La LGV Sud-Ouest Idées neuves en Nouvelle Aquitaine Innov'action et Agriculture

Agriculture | Face au gel, prévenir plutôt que guérir

21/04/2021 | Bien que moins rude qu'en de nombreux autres coins de France, le gel d'avril 2021 n'a pour autant pas épargné le département des Pyrénées-Atlantiques.

Représentants du monde agricole et élus, se sont retrouvés à Monein sur les vignes de Vincent Bétouret, touchées par le gel le 7 avril dernier

Vincent Betouret a 40 ans. Après 20 ans de métier en tant que salarié agricole dans la viticulture il a récemment choisi de s'installer à Monein dans les Pyrénées-Atlantiques sur 5 hectares de vignes. Mais en cette deuxième année d'exploitation, il a vu une partie de ces parcelles touchée par le gel. Désormais pour lui, une seule solution : « attendre de voir comment ça évolue, et comment va réagir la vigne ». Si une partie de la récolte est perdue d'une façon certaine pour cette année, il s'inquiète aussi des conséquences sur les vendanges suivantes. Représentants du monde agricole, et élus se sont rencontrés chez lui entre les rangs de vigne pour échanger sur cet épisode gel et sur leurs attentes quant aux réponses de l'Etat.
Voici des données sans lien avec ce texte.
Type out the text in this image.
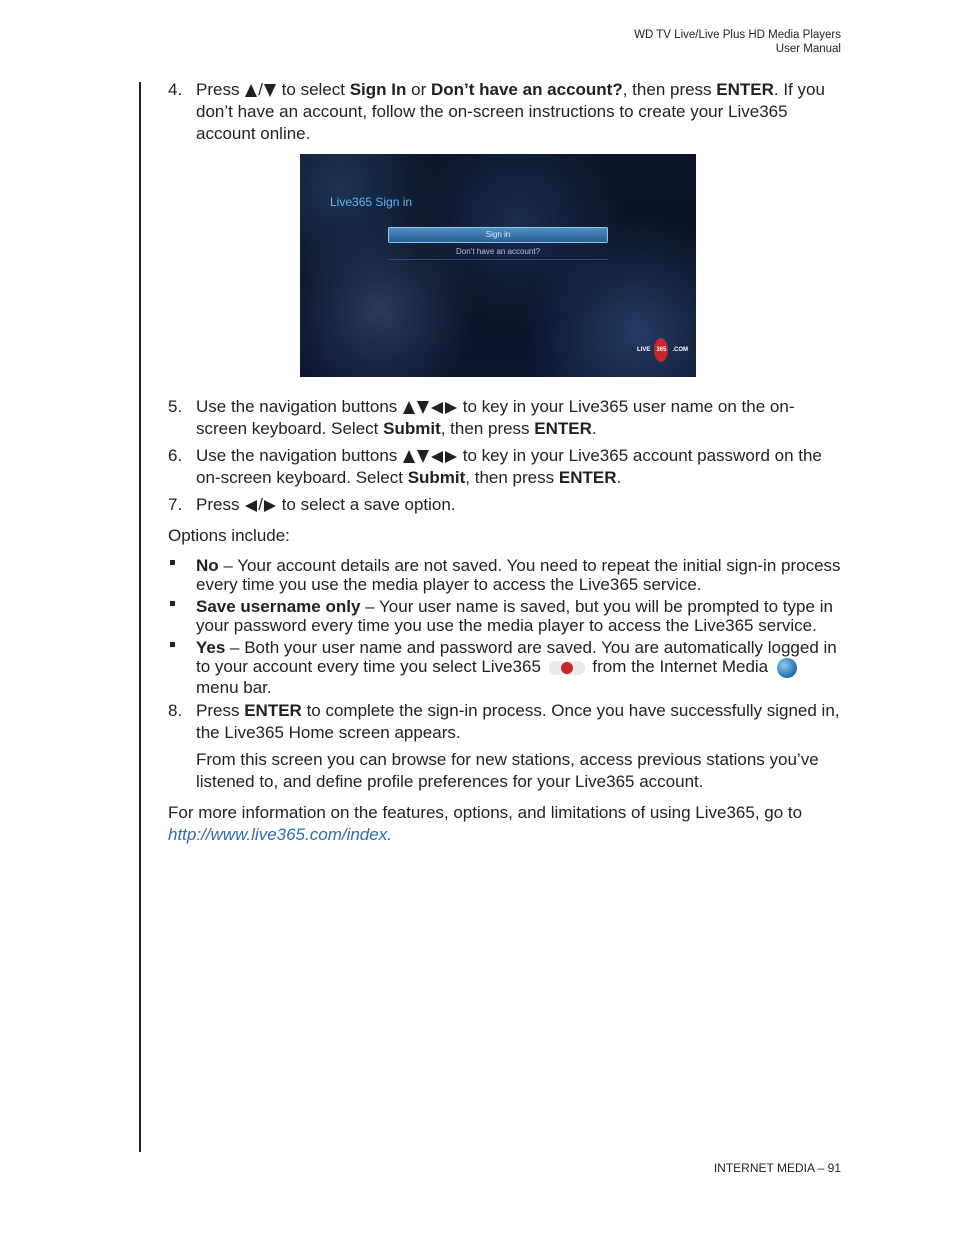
WD TV Live/Live Plus HD Media Players
User Manual
4. Press / to select Sign In or Don’t have an account?, then press ENTER. If you don’t have an account, follow the on-screen instructions to create your Live365 account online.
Live365 Sign in
Sign in
Don’t have an account?
LIVE 365 .COM
5. Use the navigation buttons	to key in your Live365 user name on the on-screen keyboard. Select Submit, then press ENTER.
6. Use the navigation buttons	to key in your Live365 account password on the on-screen keyboard. Select Submit, then press ENTER.
7. Press / to select a save option.
Options include:
No – Your account details are not saved. You need to repeat the initial sign-in process every time you use the media player to access the Live365 service.
Save username only – Your user name is saved, but you will be prompted to type in your password every time you use the media player to access the Live365 service.
Yes – Both your user name and password are saved. You are automatically logged in to your account every time you select Live365	from the Internet Media  menu bar.
8. Press ENTER to complete the sign-in process. Once you have successfully signed in, the Live365 Home screen appears.
From this screen you can browse for new stations, access previous stations you’ve listened to, and define profile preferences for your Live365 account.
For more information on the features, options, and limitations of using Live365, go to http://www.live365.com/index.
INTERNET MEDIA – 91
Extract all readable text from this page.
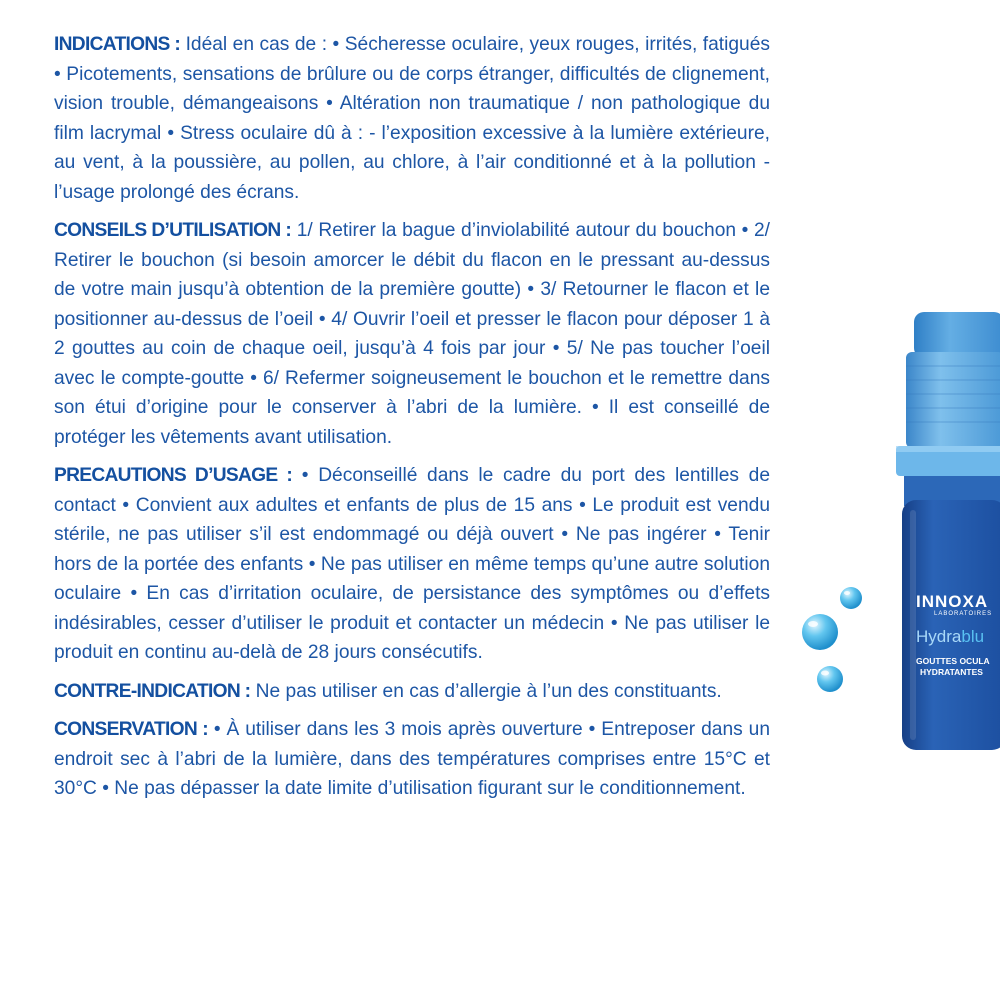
INDICATIONS : Idéal en cas de : • Sécheresse oculaire, yeux rouges, irrités, fatigués • Picotements, sensations de brûlure ou de corps étranger, difficultés de clignement, vision trouble, démangeaisons • Altération non traumatique / non pathologique du film lacrymal • Stress oculaire dû à : - l’exposition excessive à la lumière extérieure, au vent, à la poussière, au pollen, au chlore, à l’air conditionné et à la pollution - l’usage prolongé des écrans.

CONSEILS D’UTILISATION : 1/ Retirer la bague d’inviolabilité autour du bouchon • 2/ Retirer le bouchon (si besoin amorcer le débit du flacon en le pressant au-dessus de votre main jusqu’à obtention de la première goutte) • 3/ Retourner le flacon et le positionner au-dessus de l’oeil • 4/ Ouvrir l’oeil et presser le flacon pour déposer 1 à 2 gouttes au coin de chaque oeil, jusqu’à 4 fois par jour • 5/ Ne pas toucher l’oeil avec le compte-goutte • 6/ Refermer soigneusement le bouchon et le remettre dans son étui d’origine pour le conserver à l’abri de la lumière. • Il est conseillé de protéger les vêtements avant utilisation.

PRECAUTIONS D’USAGE : • Déconseillé dans le cadre du port des lentilles de contact • Convient aux adultes et enfants de plus de 15 ans • Le produit est vendu stérile, ne pas utiliser s’il est endommagé ou déjà ouvert • Ne pas ingérer • Tenir hors de la portée des enfants • Ne pas utiliser en même temps qu’une autre solution oculaire • En cas d’irritation oculaire, de persistance des symptômes ou d’effets indésirables, cesser d’utiliser le produit et contacter un médecin • Ne pas utiliser le produit en continu au-delà de 28 jours consécutifs.

CONTRE-INDICATION : Ne pas utiliser en cas d’allergie à l’un des constituants.

CONSERVATION : • À utiliser dans les 3 mois après ouverture • Entreposer dans un endroit sec à l’abri de la lumière, dans des températures comprises entre 15°C et 30°C • Ne pas dépasser la date limite d’utilisation figurant sur le conditionnement.

INNOXA
LABORATOIRES
Hydrablu
GOUTTES OCULA
HYDRATANTES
« Quand je me suis installée il y a deux ans j'ai choisi de ne pas m'assurer contre le gel. D'abord parce qu'aucun épisode de gel important n'était à signaler par ici depuis plus de 40 ans, et aussi parce que je partais de rien, avec déjà beaucoup d'investissements lourds... », explique Vincent Betouret, à côté des bourgeons et feuilles de ses vignes brûlés par le gel. Adhérent à la Coopérative de Grand Jurançon, la parcelle d'un hectare où se tenait la petite réunion est fichue à 90%, un peu plus loin, une autre parcelle d'1,5 ha est touchée 30% estime-t-il. Même si une certaine part d'inconnu reste encore à l'oeuvre pour appréhender finement les dégâts de cette nuit trop froide du 7 avril dernier, l'année 2021 sera pour lui « une année blanche ».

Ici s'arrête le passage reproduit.